La Mura (Cal): "Sfida da raccogliere per operatori del settore ed enti locali in vista delle gare"

«La certificazione Iso 13009 è un’opportunità per il nostro turismo costiero, una sfida che sia gli amministratori locali che tutti gli enti che si occupano di demanio e gli stessi imprenditori balneari devono raccogliere: la risorsa spiaggia è in erosione e si stanno perdendo pezzi di costa, quindi quello che rimane deve essere gestito al meglio». Così la senatrice Virginia La Mura (Costituzione, Ambiente, Lavoro) a margine di una conferenza stampa tenutasi ieri a Palazzo Madama sulla certificazione Iso 13009 per gli stabilimenti balneari.

«La gestione sostenibile delle spiagge non può prescindere dal grado di consapevolezza dei cittadini su quello che funziona o meno all’interno di uno spazio adibito a stabilimento balneare o su una spiaggia libera.
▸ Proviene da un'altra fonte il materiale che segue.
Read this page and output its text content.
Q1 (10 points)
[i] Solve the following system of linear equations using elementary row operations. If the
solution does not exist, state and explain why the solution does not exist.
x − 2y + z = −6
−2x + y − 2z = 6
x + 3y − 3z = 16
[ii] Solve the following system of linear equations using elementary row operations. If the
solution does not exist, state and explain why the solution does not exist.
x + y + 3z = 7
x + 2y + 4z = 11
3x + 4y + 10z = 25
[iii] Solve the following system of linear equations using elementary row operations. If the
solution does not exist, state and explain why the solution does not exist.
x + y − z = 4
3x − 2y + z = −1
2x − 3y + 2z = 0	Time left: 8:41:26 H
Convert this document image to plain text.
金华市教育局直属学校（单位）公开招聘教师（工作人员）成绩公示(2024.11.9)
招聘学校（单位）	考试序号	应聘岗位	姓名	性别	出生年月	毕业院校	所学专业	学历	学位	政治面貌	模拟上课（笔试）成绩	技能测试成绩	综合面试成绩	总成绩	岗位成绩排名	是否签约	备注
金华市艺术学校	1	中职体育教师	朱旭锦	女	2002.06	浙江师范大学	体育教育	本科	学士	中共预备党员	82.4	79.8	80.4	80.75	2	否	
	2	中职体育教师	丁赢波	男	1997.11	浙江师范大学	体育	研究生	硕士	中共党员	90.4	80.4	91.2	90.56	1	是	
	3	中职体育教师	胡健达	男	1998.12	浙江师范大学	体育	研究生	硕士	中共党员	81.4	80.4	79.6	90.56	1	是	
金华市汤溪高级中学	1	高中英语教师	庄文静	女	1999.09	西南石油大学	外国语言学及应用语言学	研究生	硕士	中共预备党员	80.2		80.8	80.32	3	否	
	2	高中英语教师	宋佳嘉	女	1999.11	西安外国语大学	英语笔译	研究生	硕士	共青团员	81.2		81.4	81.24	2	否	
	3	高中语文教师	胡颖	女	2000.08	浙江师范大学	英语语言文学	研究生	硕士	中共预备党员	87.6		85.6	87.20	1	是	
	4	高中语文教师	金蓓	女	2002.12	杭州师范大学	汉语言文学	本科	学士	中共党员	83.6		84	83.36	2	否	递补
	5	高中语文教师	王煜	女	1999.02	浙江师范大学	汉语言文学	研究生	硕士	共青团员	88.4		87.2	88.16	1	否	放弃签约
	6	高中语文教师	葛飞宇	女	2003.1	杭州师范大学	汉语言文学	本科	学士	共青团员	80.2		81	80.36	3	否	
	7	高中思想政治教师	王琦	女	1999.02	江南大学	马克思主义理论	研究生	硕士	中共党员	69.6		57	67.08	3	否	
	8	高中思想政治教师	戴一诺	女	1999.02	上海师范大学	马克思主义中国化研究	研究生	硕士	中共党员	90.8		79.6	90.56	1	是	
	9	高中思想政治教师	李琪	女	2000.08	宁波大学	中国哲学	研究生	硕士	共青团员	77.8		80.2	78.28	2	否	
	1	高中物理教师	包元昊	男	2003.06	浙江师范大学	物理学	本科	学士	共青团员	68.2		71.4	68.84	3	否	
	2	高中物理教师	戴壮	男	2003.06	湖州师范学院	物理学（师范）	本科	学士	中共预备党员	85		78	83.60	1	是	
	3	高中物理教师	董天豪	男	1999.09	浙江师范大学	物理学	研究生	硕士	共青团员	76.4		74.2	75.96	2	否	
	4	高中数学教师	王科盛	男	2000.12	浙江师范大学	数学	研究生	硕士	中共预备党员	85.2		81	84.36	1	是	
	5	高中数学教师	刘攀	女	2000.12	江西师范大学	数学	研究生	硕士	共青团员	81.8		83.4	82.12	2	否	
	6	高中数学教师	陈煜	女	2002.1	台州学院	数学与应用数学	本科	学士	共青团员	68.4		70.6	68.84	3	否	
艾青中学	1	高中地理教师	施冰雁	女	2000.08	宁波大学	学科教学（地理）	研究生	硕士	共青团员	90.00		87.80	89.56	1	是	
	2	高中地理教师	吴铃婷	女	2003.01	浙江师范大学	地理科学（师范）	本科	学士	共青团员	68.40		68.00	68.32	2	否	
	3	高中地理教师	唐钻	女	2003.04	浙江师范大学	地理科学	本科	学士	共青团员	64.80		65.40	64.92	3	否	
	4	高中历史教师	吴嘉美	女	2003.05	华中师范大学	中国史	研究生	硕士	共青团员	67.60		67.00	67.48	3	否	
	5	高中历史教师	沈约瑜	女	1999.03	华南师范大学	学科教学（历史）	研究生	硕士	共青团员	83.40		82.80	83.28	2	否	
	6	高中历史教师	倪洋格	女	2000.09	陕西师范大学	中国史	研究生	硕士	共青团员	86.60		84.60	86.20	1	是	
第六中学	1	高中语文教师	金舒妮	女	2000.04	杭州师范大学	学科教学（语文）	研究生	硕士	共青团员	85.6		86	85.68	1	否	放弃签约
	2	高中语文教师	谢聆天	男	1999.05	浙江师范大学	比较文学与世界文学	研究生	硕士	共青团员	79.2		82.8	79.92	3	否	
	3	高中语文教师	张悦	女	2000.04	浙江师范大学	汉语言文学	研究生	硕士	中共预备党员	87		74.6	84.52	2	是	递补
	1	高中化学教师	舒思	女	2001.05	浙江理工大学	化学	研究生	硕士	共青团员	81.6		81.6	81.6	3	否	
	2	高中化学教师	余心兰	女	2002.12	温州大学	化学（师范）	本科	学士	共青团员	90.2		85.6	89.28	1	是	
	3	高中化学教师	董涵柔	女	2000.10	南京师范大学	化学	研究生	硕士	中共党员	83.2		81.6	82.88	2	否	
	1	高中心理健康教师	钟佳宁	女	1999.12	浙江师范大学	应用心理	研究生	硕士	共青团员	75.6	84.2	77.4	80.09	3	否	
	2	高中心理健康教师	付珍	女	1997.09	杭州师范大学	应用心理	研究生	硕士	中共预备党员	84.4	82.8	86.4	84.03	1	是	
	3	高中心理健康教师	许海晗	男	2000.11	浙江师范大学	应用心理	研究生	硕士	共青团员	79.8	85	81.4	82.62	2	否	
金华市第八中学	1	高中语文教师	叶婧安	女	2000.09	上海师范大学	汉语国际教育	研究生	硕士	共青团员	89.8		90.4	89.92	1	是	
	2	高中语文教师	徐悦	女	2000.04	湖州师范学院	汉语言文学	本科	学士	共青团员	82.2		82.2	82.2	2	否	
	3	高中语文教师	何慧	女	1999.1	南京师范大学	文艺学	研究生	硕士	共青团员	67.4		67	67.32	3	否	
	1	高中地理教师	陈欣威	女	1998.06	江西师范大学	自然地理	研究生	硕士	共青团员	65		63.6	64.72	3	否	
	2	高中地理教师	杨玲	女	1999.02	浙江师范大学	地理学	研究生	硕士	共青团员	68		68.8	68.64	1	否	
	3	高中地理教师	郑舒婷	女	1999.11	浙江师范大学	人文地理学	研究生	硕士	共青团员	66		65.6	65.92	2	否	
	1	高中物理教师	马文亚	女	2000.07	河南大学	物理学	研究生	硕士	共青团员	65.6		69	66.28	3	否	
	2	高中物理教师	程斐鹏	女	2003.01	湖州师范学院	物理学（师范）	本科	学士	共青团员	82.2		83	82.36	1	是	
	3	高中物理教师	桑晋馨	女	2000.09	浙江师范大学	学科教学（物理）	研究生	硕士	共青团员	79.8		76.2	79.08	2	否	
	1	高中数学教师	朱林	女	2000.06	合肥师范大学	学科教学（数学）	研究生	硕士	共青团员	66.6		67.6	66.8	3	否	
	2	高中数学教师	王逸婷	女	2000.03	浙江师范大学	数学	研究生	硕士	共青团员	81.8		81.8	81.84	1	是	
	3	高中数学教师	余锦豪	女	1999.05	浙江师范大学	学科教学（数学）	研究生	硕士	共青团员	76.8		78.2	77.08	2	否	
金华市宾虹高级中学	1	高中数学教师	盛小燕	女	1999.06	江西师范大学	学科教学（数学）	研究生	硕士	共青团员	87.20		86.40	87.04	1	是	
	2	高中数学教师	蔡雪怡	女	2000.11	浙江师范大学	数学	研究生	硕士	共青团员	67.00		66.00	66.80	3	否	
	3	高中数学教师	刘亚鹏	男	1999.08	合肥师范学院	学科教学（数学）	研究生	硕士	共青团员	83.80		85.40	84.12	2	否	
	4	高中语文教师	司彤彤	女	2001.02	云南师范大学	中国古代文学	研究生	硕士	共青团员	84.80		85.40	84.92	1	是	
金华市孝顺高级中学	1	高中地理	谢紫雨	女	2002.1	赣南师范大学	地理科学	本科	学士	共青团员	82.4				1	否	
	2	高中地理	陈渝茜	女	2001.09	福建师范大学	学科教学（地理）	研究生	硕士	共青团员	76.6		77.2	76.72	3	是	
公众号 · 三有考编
Attraverso le segnalazioni che ho raccolto in questi anni nell’ambito dell’operazione “Mare blu” di cui sono promotrice, ho cercato da una parte di stimolare l’imprenditore a essere più rispettoso della risorsa pubblica e gli amministratori comunali a gestire le spiagge con maggiore attenzione alla sicurezza e alla tutela ambientale, e dall’altra il cittadino a fornire il suo contributo a una causa comune, ossia essere sentinella di un bene che appartiene a tutti», ha aggiunto la senatrice.
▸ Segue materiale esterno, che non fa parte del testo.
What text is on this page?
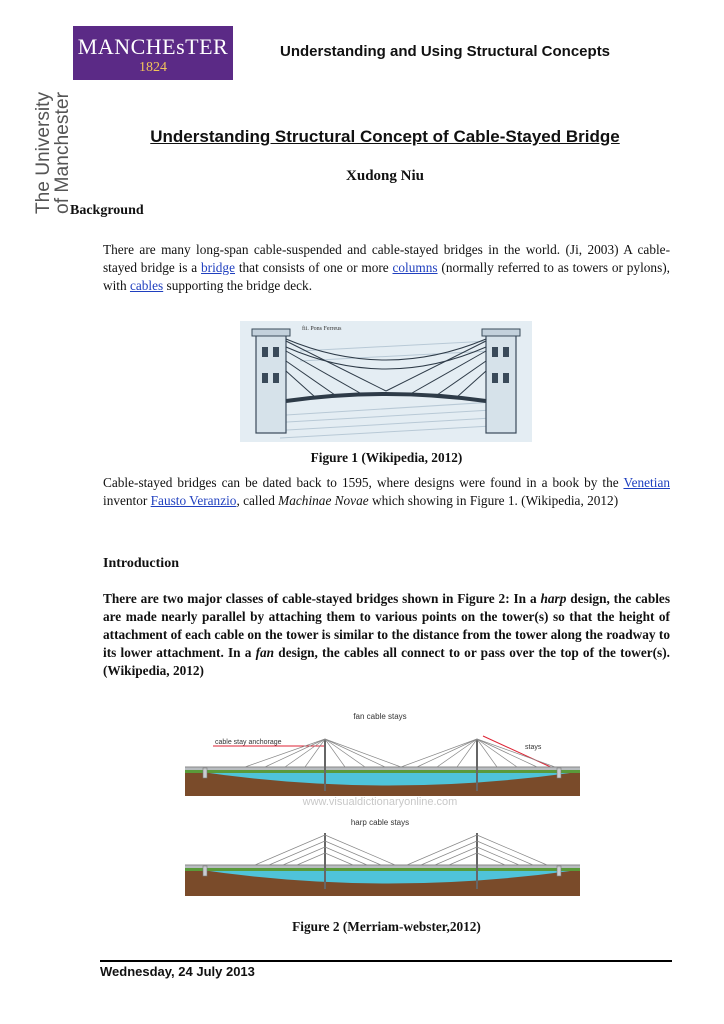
MANCHEsTER
1824
The University
of Manchester
Understanding and Using Structural Concepts
Understanding Structural Concept of Cable-Stayed Bridge
Xudong Niu
Background

There are many long-span cable-suspended and cable-stayed bridges in the world. (Ji, 2003) A cable-stayed bridge is a bridge that consists of one or more columns (normally referred to as towers or pylons), with cables supporting the bridge deck.

fii. Pons Ferreus
Figure 1 (Wikipedia, 2012)

Cable-stayed bridges can be dated back to 1595, where designs were found in a book by the Venetian inventor Fausto Veranzio, called Machinae Novae which showing in Figure 1. (Wikipedia, 2012)

Introduction

There are two major classes of cable-stayed bridges shown in Figure 2: In a harp design, the cables are made nearly parallel by attaching them to various points on the tower(s) so that the height of attachment of each cable on the tower is similar to the distance from the tower along the roadway to its lower attachment. In a fan design, the cables all connect to or pass over the top of the tower(s). (Wikipedia, 2012)

fan cable stays
cable stay anchorage
stays
www.visualdictionaryonline.com
harp cable stays
Figure 2 (Merriam-webster,2012)
Wednesday, 24 July 2013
Nella sala Caduti di Nassirya di Palazzo Madama è intervenuta anche la presidente della commissione ambiente del Senato Vilma Moronese, presente in conferenza per portare i suoi saluti istituzionali: «Auspico che l’adozione delle linee guida dettate dalla certificazione Iso 13009 possa essere introdotta e valorizzata come criterio premiante in occasione dei bandi per le nuove concessioni e che tale certificazione possa essere percepita dagli stessi operatori balneari come un’importante occasione di miglioramento della qualità dei servizi, dimostrando a turisti e residenti l’attenzione per l’ambiente e per la sostenibilità».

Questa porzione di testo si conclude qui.